Unread postby SumYunGai » Sat 12 Nov 2016, 18:30:59

AdamB wrote:
SumYunGai wrote:
AdamB wrote:
SumYunGai wrote:It is the total available energy that keeps civilization going.

No. It isn't. Because humans have had approximately (within 1-2%) the same available energy since we came down out of the trees and began using tools.

That is totally false. Civilization uses far more energy than our primitive ancestors did.

That isn't what you said the first time. Of course modern civilization uses more, power generation is how we HAVE a modern civilization. Your original statement said "total available energy" which also includes solar flux. And that has always been available, and the size of that available energy absolutely dwarfs what humans have created in terms of available energy by burning things.

That is completely ridiculous, Adam. Total available energy means the energy that is immediately available for use by civilization. We don't have a way to harvest all of the energy streaming at us from the sun. In fact, we are only able to harvest a very, very small amount of it. The vastly larger portion which we can't harvest is not IMMEDIATELY AVAILABLE for our use, is it? Do you understand?

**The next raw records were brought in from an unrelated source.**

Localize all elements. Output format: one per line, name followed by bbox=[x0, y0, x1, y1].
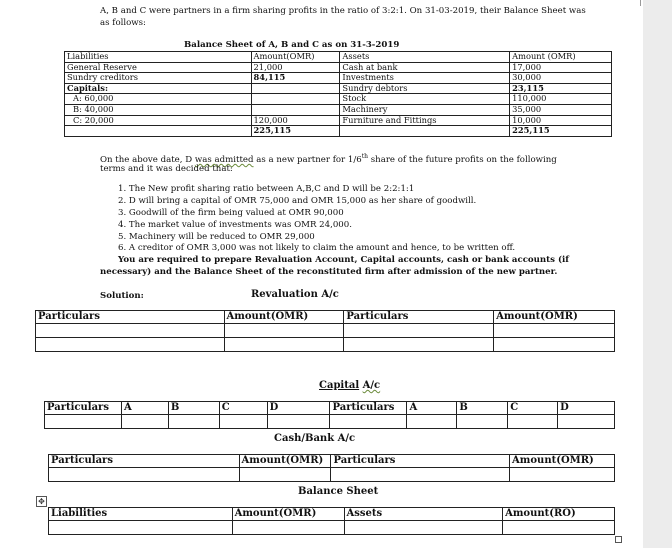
para-text: as a new partner for 1/6 bbox=[256, 154, 362, 165]
capital-title-word: Capital bbox=[319, 380, 360, 391]
cell[interactable] bbox=[121, 415, 168, 429]
cell: Cash at bank bbox=[340, 62, 510, 73]
intro-line-1: A, B and C were partners in a firm sharing profits in the ratio of 3:2:1. On 31-03-2019, their Balance Sheet was bbox=[100, 6, 586, 16]
header-partner-b: B bbox=[168, 402, 219, 415]
cell bbox=[251, 83, 340, 94]
revaluation-header-row bbox=[36, 311, 615, 324]
table-resize-handle[interactable] bbox=[615, 536, 622, 543]
balance-sheet-header-row bbox=[65, 52, 612, 63]
cell: 10,000 bbox=[510, 115, 612, 126]
header-amount-debit: Amount(OMR) bbox=[224, 311, 344, 324]
header-amount-left: Amount(OMR) bbox=[232, 508, 344, 521]
para-line-1 bbox=[100, 152, 557, 165]
cell[interactable] bbox=[267, 415, 330, 429]
cell: 120,000 bbox=[251, 115, 340, 126]
cell[interactable] bbox=[224, 324, 344, 338]
cell: Stock bbox=[340, 94, 510, 105]
header-particulars-debit: Particulars bbox=[36, 311, 225, 324]
cell[interactable] bbox=[330, 415, 407, 429]
term-item: 3. Goodwill of the firm being valued at OMR 90,000 bbox=[118, 208, 344, 218]
cell[interactable] bbox=[407, 415, 457, 429]
header-particulars-debit: Particulars bbox=[49, 455, 240, 468]
intro-line-2: as follows: bbox=[100, 18, 146, 28]
header-partner-c: C bbox=[508, 402, 558, 415]
table-row bbox=[65, 83, 612, 94]
final-balance-header-row bbox=[49, 508, 615, 521]
cell: B: 40,000 bbox=[65, 104, 252, 115]
cell[interactable] bbox=[219, 415, 267, 429]
header-amount-debit: Amount(OMR) bbox=[239, 455, 331, 468]
header-liabilities: Liabilities bbox=[65, 52, 252, 63]
capital-title-ac: A/c bbox=[362, 380, 381, 391]
table-row bbox=[36, 338, 615, 352]
header-amount-credit: Amount(OMR) bbox=[510, 455, 615, 468]
cell: 35,000 bbox=[510, 104, 612, 115]
capital-table bbox=[44, 401, 615, 429]
revaluation-title: Revaluation A/c bbox=[251, 289, 339, 300]
table-row bbox=[49, 521, 615, 535]
cash-bank-title: Cash/Bank A/c bbox=[274, 433, 356, 444]
cell: C: 20,000 bbox=[65, 115, 252, 126]
header-particulars-credit: Particulars bbox=[330, 402, 407, 415]
cell: 110,000 bbox=[510, 94, 612, 105]
cell[interactable] bbox=[510, 468, 615, 482]
header-partner-a: A bbox=[121, 402, 168, 415]
header-assets: Assets bbox=[344, 508, 503, 521]
header-amount-left: Amount(OMR) bbox=[251, 52, 340, 63]
header-amount-right: Amount (OMR) bbox=[510, 52, 612, 63]
cell: 23,115 bbox=[510, 83, 612, 94]
move-handle-icon[interactable]: ✥ bbox=[36, 496, 47, 507]
header-particulars-debit: Particulars bbox=[45, 402, 122, 415]
cell[interactable] bbox=[331, 468, 510, 482]
cell[interactable] bbox=[344, 521, 503, 535]
cell: 84,115 bbox=[251, 73, 340, 84]
cell: 21,000 bbox=[251, 62, 340, 73]
table-row bbox=[49, 468, 615, 482]
table-row bbox=[65, 104, 612, 115]
cell: Investments bbox=[340, 73, 510, 84]
final-balance-sheet-table bbox=[48, 507, 615, 535]
table-row bbox=[65, 94, 612, 105]
header-amount-credit: Amount(OMR) bbox=[494, 311, 615, 324]
table-row bbox=[36, 324, 615, 338]
superscript: th bbox=[361, 153, 369, 160]
cash-bank-header-row bbox=[49, 455, 615, 468]
cell[interactable] bbox=[503, 521, 615, 535]
capital-title bbox=[319, 380, 380, 392]
cell[interactable] bbox=[36, 338, 225, 352]
cell: 225,115 bbox=[251, 126, 340, 137]
table-row bbox=[65, 62, 612, 73]
cell[interactable] bbox=[168, 415, 219, 429]
cell: Machinery bbox=[340, 104, 510, 115]
cell bbox=[251, 104, 340, 115]
revaluation-table bbox=[35, 310, 615, 352]
table-row-total bbox=[65, 126, 612, 137]
header-partner-d: D bbox=[267, 402, 330, 415]
required-line-1: You are required to prepare Revaluation Account, Capital accounts, cash or bank accounts (if bbox=[118, 255, 569, 265]
para-text: On the above date, D bbox=[100, 154, 193, 165]
term-item: 4. The market value of investments was OMR 24,000. bbox=[118, 220, 352, 230]
required-line-2: necessary) and the Balance Sheet of the reconstituted firm after admission of the new partner. bbox=[100, 267, 558, 277]
cell: Furniture and Fittings bbox=[340, 115, 510, 126]
cell bbox=[251, 94, 340, 105]
cell[interactable] bbox=[494, 338, 615, 352]
cell: General Reserve bbox=[65, 62, 252, 73]
para-text: share of the future profits on the following bbox=[370, 154, 557, 165]
cell: 225,115 bbox=[510, 126, 612, 137]
cell[interactable] bbox=[239, 468, 331, 482]
solution-label: Solution: bbox=[100, 291, 144, 301]
cell: Sundry creditors bbox=[65, 73, 252, 84]
page-corner-mark bbox=[640, 0, 644, 6]
final-balance-sheet-title: Balance Sheet bbox=[298, 486, 379, 497]
para-text-flagged: was admitted bbox=[194, 154, 254, 165]
cell: Sundry debtors bbox=[340, 83, 510, 94]
cell[interactable] bbox=[457, 415, 508, 429]
cell bbox=[65, 126, 252, 137]
cell: Capitals: bbox=[65, 83, 252, 94]
cell bbox=[340, 126, 510, 137]
header-partner-c: C bbox=[219, 402, 267, 415]
cell[interactable] bbox=[508, 415, 558, 429]
term-item: 5. Machinery will be reduced to OMR 29,000 bbox=[118, 232, 315, 242]
header-assets: Assets bbox=[340, 52, 510, 63]
cell[interactable] bbox=[36, 324, 225, 338]
header-partner-a: A bbox=[407, 402, 457, 415]
cell: 17,000 bbox=[510, 62, 612, 73]
header-amount-right: Amount(RO) bbox=[503, 508, 615, 521]
header-partner-d: D bbox=[558, 402, 615, 415]
table-row bbox=[65, 73, 612, 84]
cell[interactable] bbox=[344, 338, 494, 352]
term-item: 2. D will bring a capital of OMR 75,000 and OMR 15,000 as her share of goodwill. bbox=[118, 196, 477, 206]
page-margin-background bbox=[643, 0, 672, 548]
cell[interactable] bbox=[344, 324, 494, 338]
balance-sheet-title: Balance Sheet of A, B and C as on 31-3-2019 bbox=[184, 40, 400, 50]
para-line-2: terms and it was decided that: bbox=[100, 164, 233, 174]
cash-bank-table bbox=[48, 454, 615, 482]
cell[interactable] bbox=[49, 468, 240, 482]
term-item: 6. A creditor of OMR 3,000 was not likely to claim the amount and hence, to be written off. bbox=[118, 243, 516, 253]
header-liabilities: Liabilities bbox=[49, 508, 233, 521]
cell[interactable] bbox=[494, 324, 615, 338]
table-row bbox=[65, 115, 612, 126]
cell: 30,000 bbox=[510, 73, 612, 84]
cell[interactable] bbox=[558, 415, 615, 429]
balance-sheet-table bbox=[64, 51, 612, 137]
cell[interactable] bbox=[224, 338, 344, 352]
cell[interactable] bbox=[232, 521, 344, 535]
table-row bbox=[45, 415, 615, 429]
capital-header-row bbox=[45, 402, 615, 415]
header-particulars-credit: Particulars bbox=[331, 455, 510, 468]
term-item: 1. The New profit sharing ratio between A,B,C and D will be 2:2:1:1 bbox=[118, 184, 415, 194]
cell[interactable] bbox=[49, 521, 233, 535]
cell: A: 60,000 bbox=[65, 94, 252, 105]
header-particulars-credit: Particulars bbox=[344, 311, 494, 324]
header-partner-b: B bbox=[457, 402, 508, 415]
cell[interactable] bbox=[45, 415, 122, 429]
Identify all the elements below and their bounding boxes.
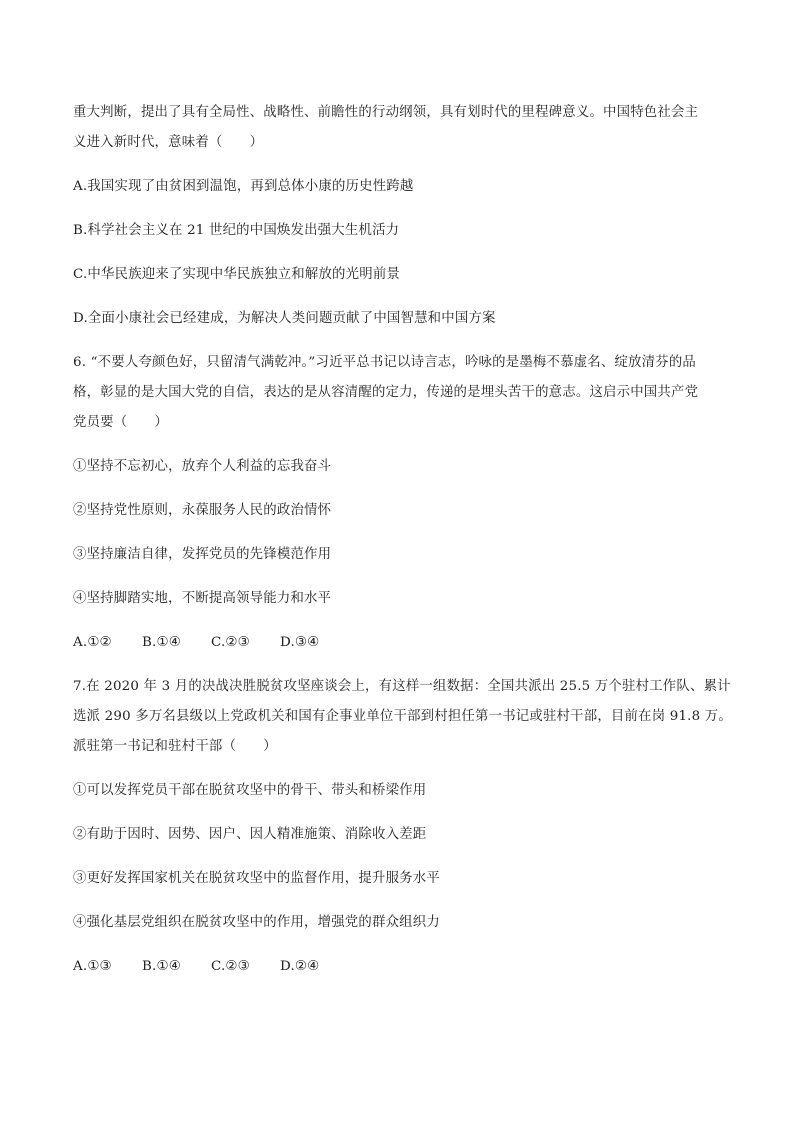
q6-item-3: ③坚持廉洁自律，发挥党员的先锋模范作用	[73, 547, 332, 562]
q7-answer-d: D.②④	[280, 959, 320, 974]
q5-option-b: B.科学社会主义在 21 世纪的中国焕发出强大生机活力	[73, 223, 400, 238]
q7-item-1: ①可以发挥党员干部在脱贫攻坚中的骨干、带头和桥梁作用	[73, 783, 427, 798]
q6-stem-line-2: 格，彰显的是大国大党的自信，表达的是从容清醒的定力，传递的是埋头苦干的意志。这启示中国共产党	[73, 385, 699, 400]
question-6	[73, 348, 733, 658]
q6-answer-d: D.③④	[280, 635, 320, 650]
q6-stem-line-3: 党员要（ ）	[73, 415, 169, 430]
q6-item-4: ④坚持脚踏实地，不断提高领导能力和水平	[73, 591, 332, 606]
q7-item-2: ②有助于因时、因势、因户、因人精准施策、消除收入差距	[73, 827, 427, 842]
q6-answer-a: A.①②	[73, 635, 112, 650]
q7-answer-a: A.①③	[73, 959, 112, 974]
q5-stem-line-1: 重大判断，提出了具有全局性、战略性、前瞻性的行动纲领，具有划时代的里程碑意义。中国特色社会主	[73, 105, 699, 120]
document-content	[73, 98, 733, 982]
q6-answer-choices	[73, 628, 733, 658]
question-5	[73, 98, 733, 334]
q7-answer-choices	[73, 952, 733, 982]
question-7	[73, 672, 733, 982]
q7-stem-line-1: 7.在 2020 年 3 月的决战决胜脱贫攻坚座谈会上，有这样一组数据：全国共派出 25.5 万个驻村工作队、累计	[73, 679, 731, 694]
q7-item-4: ④强化基层党组织在脱贫攻坚中的作用，增强党的群众组织力	[73, 915, 440, 930]
q7-answer-b: B.①④	[142, 959, 181, 974]
q7-answer-c: C.②③	[211, 959, 250, 974]
q6-answer-c: C.②③	[211, 635, 250, 650]
q7-stem-line-2: 选派 290 多万名县级以上党政机关和国有企事业单位干部到村担任第一书记或驻村干部，目前在岗 91.8 万。	[73, 709, 732, 724]
q6-stem-line-1: 6. “不要人夸颜色好，只留清气满乾冲。”习近平总书记以诗言志，吟咏的是墨梅不慕虚名、绽放清芬的品	[73, 355, 697, 370]
q5-option-a: A.我国实现了由贫困到温饱，再到总体小康的历史性跨越	[73, 179, 414, 194]
q6-item-1: ①坚持不忘初心，放弃个人利益的忘我奋斗	[73, 459, 332, 474]
q7-stem-line-3: 派驻第一书记和驻村干部（ ）	[73, 739, 277, 754]
q5-stem-line-2: 义进入新时代，意味着（ ）	[73, 135, 264, 150]
q6-item-2: ②坚持党性原则，永葆服务人民的政治情怀	[73, 503, 332, 518]
q5-option-d: D.全面小康社会已经建成，为解决人类问题贡献了中国智慧和中国方案	[73, 311, 496, 326]
q5-option-c: C.中华民族迎来了实现中华民族独立和解放的光明前景	[73, 267, 401, 282]
q6-answer-b: B.①④	[142, 635, 181, 650]
q7-item-3: ③更好发挥国家机关在脱贫攻坚中的监督作用，提升服务水平	[73, 871, 440, 886]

I use the phrase "total immediately available energy" (and, sometimes, "total available energy" to save some typing), because it is difficult to explain the concept of Gibbs Free Energy, and using that term often causes confusion (just look up free energy to see why). But you found another way to create confusion. We were discussing the possibility of civilization collapsing, so we were obviously talking about the total energy available to civilization, not the total solar flux energy available to the planet from the sun. You knew that I did not mean that civilization ran on the total energy output of the sun, but you thought you'd "correct" me anyway. Nice. You are so funny. What a waste of time.

AdamB wrote:Send back the salesman, PLEASE, if you can't even understand what it is you write. At least he didn't contradict his own nonsense 10 seconds after he wrote it.

It is not my fault that you can't seem to comprehend what I write. PLEASE go away if you are only here to troll and play word games.